Neural Value Iteration
Yang You, Ufuk Çakır, Alex Schutz, Robert Skilton, Nick Hawes
TL;DR
This work tackles the scalability barrier of offline POMDP planning by exploiting the PWLC structure to represent the value function as a finite set of neural networks, each encoding an α-vector. It introduces the Finite Network Controller (FNC) and Neural Value Iteration (NVI), which perform Bellman backups on neural α-vectors, enabling high-performance planning in domains with hundreds of millions of states (e.g., RockSample$(20,20)$). Empirically, NVI matches or outperforms existing offline methods on challenging benchmarks, offering near-optimal policies with compact representations and avoiding full belief-space discretization. The results suggest a viable path toward deep offline POMDP planning that scales to real-world, large-scale problems while preserving theoretical value-iteration foundations.
Abstract
The value function of a POMDP exhibits the piecewise-linear-convex (PWLC) property and can be represented as a finite set of hyperplanes, known as $α$-vectors.
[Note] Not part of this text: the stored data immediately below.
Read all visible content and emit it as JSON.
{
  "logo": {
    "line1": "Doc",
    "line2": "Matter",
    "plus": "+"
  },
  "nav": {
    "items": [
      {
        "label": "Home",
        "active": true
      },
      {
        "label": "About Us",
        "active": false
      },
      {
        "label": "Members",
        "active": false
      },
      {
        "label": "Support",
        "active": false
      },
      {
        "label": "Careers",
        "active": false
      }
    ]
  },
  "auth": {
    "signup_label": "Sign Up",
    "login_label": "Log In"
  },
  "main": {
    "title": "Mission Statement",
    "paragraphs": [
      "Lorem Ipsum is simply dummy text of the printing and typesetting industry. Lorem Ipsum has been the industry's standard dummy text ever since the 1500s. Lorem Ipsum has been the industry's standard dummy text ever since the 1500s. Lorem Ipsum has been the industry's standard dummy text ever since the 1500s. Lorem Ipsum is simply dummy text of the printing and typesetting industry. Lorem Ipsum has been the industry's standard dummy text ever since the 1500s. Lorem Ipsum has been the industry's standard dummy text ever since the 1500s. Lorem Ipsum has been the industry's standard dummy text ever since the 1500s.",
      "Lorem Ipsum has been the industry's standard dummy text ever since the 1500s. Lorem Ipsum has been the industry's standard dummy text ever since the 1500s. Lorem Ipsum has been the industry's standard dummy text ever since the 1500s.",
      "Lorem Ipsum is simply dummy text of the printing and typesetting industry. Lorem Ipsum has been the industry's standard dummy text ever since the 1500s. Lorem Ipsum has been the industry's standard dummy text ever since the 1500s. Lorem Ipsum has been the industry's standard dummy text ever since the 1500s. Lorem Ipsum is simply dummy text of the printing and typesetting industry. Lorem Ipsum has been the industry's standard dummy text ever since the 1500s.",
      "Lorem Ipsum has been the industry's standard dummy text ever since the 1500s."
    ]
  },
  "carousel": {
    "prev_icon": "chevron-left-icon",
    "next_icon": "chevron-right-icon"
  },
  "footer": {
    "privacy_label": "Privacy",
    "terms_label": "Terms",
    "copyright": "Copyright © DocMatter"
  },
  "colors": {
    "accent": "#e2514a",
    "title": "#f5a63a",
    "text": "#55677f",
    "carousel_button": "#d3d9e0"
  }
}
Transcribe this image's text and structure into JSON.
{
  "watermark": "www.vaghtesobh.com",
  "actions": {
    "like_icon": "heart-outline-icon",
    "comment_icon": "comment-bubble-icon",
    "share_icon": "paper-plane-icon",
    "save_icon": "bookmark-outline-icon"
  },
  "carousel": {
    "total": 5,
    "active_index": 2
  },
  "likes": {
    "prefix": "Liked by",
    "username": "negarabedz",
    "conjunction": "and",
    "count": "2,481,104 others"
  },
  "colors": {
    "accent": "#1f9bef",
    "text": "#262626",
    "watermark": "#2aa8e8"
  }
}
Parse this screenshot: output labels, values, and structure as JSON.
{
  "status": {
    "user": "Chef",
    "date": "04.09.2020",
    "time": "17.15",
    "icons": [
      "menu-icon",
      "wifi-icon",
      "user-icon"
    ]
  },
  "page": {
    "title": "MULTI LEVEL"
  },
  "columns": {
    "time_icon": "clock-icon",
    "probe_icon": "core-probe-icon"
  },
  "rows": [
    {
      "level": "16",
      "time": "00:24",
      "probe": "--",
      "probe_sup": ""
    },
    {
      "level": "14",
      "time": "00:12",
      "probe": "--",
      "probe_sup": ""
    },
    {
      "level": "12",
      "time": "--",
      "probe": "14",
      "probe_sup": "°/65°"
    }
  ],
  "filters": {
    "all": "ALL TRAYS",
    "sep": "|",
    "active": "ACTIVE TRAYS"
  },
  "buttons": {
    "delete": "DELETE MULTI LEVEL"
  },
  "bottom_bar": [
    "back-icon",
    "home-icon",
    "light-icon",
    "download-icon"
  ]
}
Most state-of-the-art POMDP solvers (offline planners) follow the point-based value iteration scheme, which performs Bellman backups on $α$-vectors at reachable belief points until convergence. However, since each $α$-vector is $|S|$-dimensional, these methods quickly become intractable for large-scale problems due to the prohibitive computational cost of Bellman backups. In this work, we demonstrate that the PWLC property allows a POMDP's value function to be alternatively represented as a finite set of neural networks. This insight enables a novel POMDP planning algorithm called \emph{Neural Value Iteration}, which combines the generalization capability of neural networks with the classical value iteration framework. Our approach achieves near-optimal solutions even in extremely large POMDPs that are intractable for existing offline solvers.